De onde vem a injustiça?

O evangelista Marcos refere as seguintes palavras de Jesus, que se inserem no debate de então acerca do que é puro e impuro: “Nada há fora do homem que, entrando nele, o possa tornar impuro. Mas o que sai do homem, isso é que o torna impuro. Porque é do interior do coração dos homens, que saem os maus pensamentos” (Mc 7,14-15.20-21). Para além da questão imediata relativa ao alimento, podemos entrever nas reacções dos fariseus uma tentação permanente do homem: individuar a origem do mal numa causa exterior. Muitas das ideologias modernas, a bem ver, têm este pressuposto: visto que a injustiça vem “de fora”, para que reine a justiça é suficiente remover as causas externas que impedem a sua actuação: Esta maneira de pensar - admoesta Jesus – é ingénua e míope. A injustiça, fruto do mal, não tem raízes exclusivamente externas; tem origem no coração do homem, onde se encontram os germes de uma misteriosa conivência com o mal. Reconhece-o com amargura o Salmista: “Eis que eu nasci na culpa, e a minha mãe concebeu-se no pecado” (Sl 51,7). Sim, o homem torna-se frágil por um impulso profundo, que o mortifica na capacidade de entrar em comunhão com o outro. Aberto por natureza ao fluxo livre da partilha, adverte dentro de si uma força de gravidade estranha que o leva a dobrar-se sobre si mesmo, a afirmar-se acima e contra os outros: é o egoísmo, consequência do pecado original. Adão e Eva, seduzidos pela mentira de Satanás, colhendo o fruto misterioso contra a vontade divina, substituíram à lógica de confiar no Amor aquela da suspeita e da competição; à lógica do receber, da espera confiante do Outro, aquela ansiosa do agarrar, do fazer sozinho (cfr Gn 3,1-6) experimentando como resultado uma sensação de inquietação e de incerteza. Como pode o homem libertar-se deste impulso egoísta e abrir-se ao amor?

Justiça e Sedaqah

No coração da sabedoria de Israel encontramos um laço profundo entre fé em Deus que “levanta do pó o indigente (Sl 113,7) e justiça em relação ao próximo.
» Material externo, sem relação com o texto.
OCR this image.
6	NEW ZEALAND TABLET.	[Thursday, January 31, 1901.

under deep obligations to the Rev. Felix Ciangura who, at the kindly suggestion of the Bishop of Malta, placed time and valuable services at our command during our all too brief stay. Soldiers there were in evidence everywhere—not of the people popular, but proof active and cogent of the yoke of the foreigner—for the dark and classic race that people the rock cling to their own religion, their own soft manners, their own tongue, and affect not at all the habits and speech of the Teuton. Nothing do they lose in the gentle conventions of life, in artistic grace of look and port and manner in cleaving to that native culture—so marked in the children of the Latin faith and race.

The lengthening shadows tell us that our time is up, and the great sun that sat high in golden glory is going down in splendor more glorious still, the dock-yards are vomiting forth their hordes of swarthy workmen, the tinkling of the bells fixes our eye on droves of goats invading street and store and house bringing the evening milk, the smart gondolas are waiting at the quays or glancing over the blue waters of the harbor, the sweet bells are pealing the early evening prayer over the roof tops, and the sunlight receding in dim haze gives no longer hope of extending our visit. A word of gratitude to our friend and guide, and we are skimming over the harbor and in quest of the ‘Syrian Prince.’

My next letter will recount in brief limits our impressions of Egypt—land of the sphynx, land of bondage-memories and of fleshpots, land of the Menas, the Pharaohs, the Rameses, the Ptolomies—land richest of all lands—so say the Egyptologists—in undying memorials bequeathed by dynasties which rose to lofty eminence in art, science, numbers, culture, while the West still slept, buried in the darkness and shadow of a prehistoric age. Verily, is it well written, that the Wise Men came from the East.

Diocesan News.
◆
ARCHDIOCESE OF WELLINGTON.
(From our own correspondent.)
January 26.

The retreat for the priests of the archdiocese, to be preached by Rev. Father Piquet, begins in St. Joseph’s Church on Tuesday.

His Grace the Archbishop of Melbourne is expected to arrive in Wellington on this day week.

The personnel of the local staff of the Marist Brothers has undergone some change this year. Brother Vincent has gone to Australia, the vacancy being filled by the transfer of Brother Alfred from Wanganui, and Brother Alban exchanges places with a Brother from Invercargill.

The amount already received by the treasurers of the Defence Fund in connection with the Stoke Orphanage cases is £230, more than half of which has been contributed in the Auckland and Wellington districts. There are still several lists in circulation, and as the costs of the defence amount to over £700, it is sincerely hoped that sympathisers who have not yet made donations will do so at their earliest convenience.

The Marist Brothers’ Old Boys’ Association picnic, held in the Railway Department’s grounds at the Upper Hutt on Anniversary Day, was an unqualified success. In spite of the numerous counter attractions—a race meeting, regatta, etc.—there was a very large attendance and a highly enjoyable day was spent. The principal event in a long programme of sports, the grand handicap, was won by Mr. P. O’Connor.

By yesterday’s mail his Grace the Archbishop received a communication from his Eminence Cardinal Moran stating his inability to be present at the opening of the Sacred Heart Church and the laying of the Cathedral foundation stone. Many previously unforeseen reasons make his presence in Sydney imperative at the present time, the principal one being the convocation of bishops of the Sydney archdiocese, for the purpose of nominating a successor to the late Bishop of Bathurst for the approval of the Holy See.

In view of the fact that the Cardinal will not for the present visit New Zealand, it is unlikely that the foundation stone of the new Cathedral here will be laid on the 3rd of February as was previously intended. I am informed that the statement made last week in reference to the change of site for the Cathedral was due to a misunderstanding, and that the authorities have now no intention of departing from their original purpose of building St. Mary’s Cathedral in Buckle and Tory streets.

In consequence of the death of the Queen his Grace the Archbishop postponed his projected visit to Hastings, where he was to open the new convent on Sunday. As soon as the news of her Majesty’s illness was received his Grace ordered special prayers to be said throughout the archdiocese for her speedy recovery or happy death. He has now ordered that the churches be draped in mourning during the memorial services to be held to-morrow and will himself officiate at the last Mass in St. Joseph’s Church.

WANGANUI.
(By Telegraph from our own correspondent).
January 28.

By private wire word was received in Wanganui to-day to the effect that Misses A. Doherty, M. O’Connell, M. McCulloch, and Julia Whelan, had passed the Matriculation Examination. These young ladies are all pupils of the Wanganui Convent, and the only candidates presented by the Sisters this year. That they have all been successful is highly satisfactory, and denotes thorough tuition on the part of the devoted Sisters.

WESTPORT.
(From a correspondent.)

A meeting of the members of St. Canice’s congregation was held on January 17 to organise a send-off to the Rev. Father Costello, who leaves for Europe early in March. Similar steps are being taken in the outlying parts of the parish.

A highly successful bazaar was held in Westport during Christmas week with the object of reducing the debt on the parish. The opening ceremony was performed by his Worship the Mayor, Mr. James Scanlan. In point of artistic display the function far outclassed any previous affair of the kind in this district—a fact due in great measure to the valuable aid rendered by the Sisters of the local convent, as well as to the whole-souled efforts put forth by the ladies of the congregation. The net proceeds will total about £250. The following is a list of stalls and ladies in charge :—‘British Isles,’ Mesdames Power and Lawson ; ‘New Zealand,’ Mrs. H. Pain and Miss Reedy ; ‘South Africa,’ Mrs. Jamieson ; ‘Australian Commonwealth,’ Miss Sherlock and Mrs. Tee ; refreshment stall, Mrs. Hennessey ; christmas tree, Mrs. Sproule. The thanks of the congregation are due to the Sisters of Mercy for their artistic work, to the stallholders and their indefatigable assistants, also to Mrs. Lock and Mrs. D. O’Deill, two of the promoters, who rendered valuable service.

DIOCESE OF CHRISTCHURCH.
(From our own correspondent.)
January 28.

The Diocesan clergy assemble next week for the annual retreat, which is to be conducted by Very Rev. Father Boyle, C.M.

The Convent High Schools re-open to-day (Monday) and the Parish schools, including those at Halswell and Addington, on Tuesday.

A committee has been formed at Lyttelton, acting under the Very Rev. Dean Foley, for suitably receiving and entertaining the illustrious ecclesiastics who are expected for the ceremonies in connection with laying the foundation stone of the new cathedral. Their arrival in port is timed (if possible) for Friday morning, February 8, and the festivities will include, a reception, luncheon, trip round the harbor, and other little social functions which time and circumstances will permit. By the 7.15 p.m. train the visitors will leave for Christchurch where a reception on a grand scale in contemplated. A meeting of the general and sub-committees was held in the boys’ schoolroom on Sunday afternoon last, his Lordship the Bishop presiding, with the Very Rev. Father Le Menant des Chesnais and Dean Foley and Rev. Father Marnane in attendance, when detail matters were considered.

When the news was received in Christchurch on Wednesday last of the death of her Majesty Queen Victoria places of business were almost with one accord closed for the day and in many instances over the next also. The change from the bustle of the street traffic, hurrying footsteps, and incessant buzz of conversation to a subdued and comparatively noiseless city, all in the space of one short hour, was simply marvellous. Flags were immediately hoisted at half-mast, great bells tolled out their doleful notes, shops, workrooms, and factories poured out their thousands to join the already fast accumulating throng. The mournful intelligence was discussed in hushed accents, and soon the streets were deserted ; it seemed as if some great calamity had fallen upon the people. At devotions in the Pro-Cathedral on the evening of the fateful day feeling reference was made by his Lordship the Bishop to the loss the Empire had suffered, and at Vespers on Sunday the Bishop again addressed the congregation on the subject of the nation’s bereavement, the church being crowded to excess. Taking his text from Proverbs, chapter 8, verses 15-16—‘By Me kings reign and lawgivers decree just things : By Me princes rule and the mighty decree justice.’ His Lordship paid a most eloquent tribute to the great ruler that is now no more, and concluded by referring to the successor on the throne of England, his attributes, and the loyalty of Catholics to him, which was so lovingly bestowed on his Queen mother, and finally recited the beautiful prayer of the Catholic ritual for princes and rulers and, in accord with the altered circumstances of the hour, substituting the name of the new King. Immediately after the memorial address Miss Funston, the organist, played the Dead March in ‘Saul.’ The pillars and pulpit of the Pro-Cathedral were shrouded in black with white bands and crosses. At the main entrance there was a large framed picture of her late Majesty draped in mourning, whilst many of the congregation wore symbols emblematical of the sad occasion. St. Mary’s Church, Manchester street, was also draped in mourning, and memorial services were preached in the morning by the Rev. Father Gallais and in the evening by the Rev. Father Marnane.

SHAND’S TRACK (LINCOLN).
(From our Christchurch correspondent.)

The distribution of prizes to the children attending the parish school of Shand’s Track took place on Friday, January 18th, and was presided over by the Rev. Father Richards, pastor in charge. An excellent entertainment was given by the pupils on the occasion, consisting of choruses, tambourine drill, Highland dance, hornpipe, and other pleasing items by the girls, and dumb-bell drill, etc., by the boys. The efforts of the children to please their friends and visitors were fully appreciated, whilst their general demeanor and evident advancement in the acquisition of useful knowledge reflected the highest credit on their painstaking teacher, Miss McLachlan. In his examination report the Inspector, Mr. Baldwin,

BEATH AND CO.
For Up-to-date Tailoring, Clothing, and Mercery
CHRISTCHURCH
A própria palavra com a qual em hebraico se indica a virtude da justiça, sedaqah, exprime-o bem. De facto sedaqah significa, de um lado a aceitação plena da vontade do Deus de Israel; do outro, equidade em relação ao próximo (cfr Ex 29,12-17), de maneira especial ao pobre, ao estrangeiro, ao órfão e à viúva (cfr Dt 10,18-19). Mas os dois significados estão ligados, porque o dar ao pobre, para o israelita nada mais é senão a retribuição que se deve a Deus, que teve piedade da miséria do seu povo. Não é por acaso que o dom das tábuas da Lei a Moisés, no monte Sinai, se verifica depois da passagem do Mar Vermelho. Isto é, a escuta da Lei, pressupõe a fé no Deus que foi o primeiro a ouvir o lamento do seu povo e desceu para o libertar do poder do Egipto (cfr Ex s,8). Deus está atento ao grito do pobre e em resposta pede para ser ouvido: pede justiça para o pobre (cfr Ecli 4,4-5.8-9), o estrangeiro (cfr Ex 22,20), o escravo (cfr Dt 15,12-18). Para entrar na justiça é portanto necessário sair daquela ilusão de auto-suficiência, daquele estado profundo de fecho, que é a própria origem da injustiça. Por outras palavras, é necessário um “êxodo” mais profundo do que aquele que Deus efectuou com Moisés, uma libertação do coração, que a palavra da Lei, sozinha, é impotente para a realizar. Existe portanto para o homem esperança de justiça?

Cristo, justiça de Deus

O anúncio cristão responde positivamente à sede de justiça do homem, como afirma o apóstolo Paulo na Carta aos Romanos: “ Mas agora, é sem a lei que está manifestada a justiça de Deus… mediante a fé em Jesus Cristo, para todos os crentes. De facto não há distinção, porque todos pecaram e estão privados da glória de Deus, sendo justificados gratuitamente pela Sua graça, por meio da redenção que se realiza em Jesus Cristo, que Deus apresentou como vítima de propiciação pelo Seu próprio sangue, mediante a fé” (3,21-25)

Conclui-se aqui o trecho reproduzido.